JAKARTA—-Direktur Pengaturan, Perizinan dan Pengawasan Fintech OJK Hendrikus Passagi mengatakan, tumbuhnya perusahaan financial technology (fintech) ilegal di Indonesia tidak terlepas dari pemahaman masyarakat yang masih minim. Kondisi ini membuat masyarakat unbanked (belum terakses dengan bank) dan underserve (membutuhkan uang dalam waktu cepat) membutuhkan fintech ilegal.
“Potensi fintech di Indonesia masih sangat besar. Ditaksir sekitar tiga juta penduduk menggunakan layanan fintech dengan jumlah transaksi mencapai sembilan juta kali. Di balik ini, ada orang-orang berkarakter buruk yang memanfaatkan teknologi,” tutur Hendrikus dalam sebuah konferensi pers di Jakarta, Rabu (12/12/2018).
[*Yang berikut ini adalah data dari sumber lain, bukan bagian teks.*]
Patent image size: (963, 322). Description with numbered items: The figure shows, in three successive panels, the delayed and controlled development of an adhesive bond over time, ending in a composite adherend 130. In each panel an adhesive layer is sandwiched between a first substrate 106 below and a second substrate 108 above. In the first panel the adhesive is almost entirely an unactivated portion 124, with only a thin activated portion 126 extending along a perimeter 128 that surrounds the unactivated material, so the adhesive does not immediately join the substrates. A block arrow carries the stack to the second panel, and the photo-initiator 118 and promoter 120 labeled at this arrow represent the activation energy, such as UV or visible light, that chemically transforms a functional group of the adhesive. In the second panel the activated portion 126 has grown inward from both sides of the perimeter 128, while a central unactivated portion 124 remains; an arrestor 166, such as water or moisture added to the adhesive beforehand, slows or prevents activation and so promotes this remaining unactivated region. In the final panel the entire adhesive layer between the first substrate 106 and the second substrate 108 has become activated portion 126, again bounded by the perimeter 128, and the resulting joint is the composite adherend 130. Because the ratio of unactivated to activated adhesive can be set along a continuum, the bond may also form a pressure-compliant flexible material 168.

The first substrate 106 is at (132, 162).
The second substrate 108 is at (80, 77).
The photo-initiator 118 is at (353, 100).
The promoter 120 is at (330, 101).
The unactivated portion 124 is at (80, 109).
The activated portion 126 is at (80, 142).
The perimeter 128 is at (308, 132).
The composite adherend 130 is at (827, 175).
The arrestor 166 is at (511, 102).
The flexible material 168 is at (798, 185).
Untuk itu katanya, seluruh pemangku kepentingan dapat turut andil dalam mengatasi isu ini. OJK sendiri sudah mengirimkan surat ke perbankan nasional untuk mencegah perusahaan yang mengajukan pembuatan rekening dengan jenis usaha
“Otoritas Jasa Keuangan (OJK) mengklaim terus melakukan upaya untuk memberantas perusahaan fintech ilegal. Sampai saat ini, setidaknya 404 entitas telah mendapatkan tindakan tegas dari OJK melalui Satuan Petugas Waspada Investasi (SWI),” katanya menegaskan.
Dalam kesempatan yang sama Ketua SWI Tongam Lumban Tobing mengatakan, pihaknya terus melakukan pemantauan di situs dan aplikasi yang bekerja sama dengan Kementerian Komunikasi dan Informatika (Kominfo). “Apabila tidak terdaftar sesuai landasan hukum, mereka (perusahaan) disebut ilegal,” kata dia.
Landasan hukum yang dimaksud adalah Peraturan OJK Nomor 77 Tahun 2016 Tentang Layanan Pinjam Meminjam Uang Berbasis Teknologi Informasi. Dalam peraturan itu, disampaikan bahwa setiap penyelenggaraan P2P lending harus mendaftar dan terdaftar di OJK.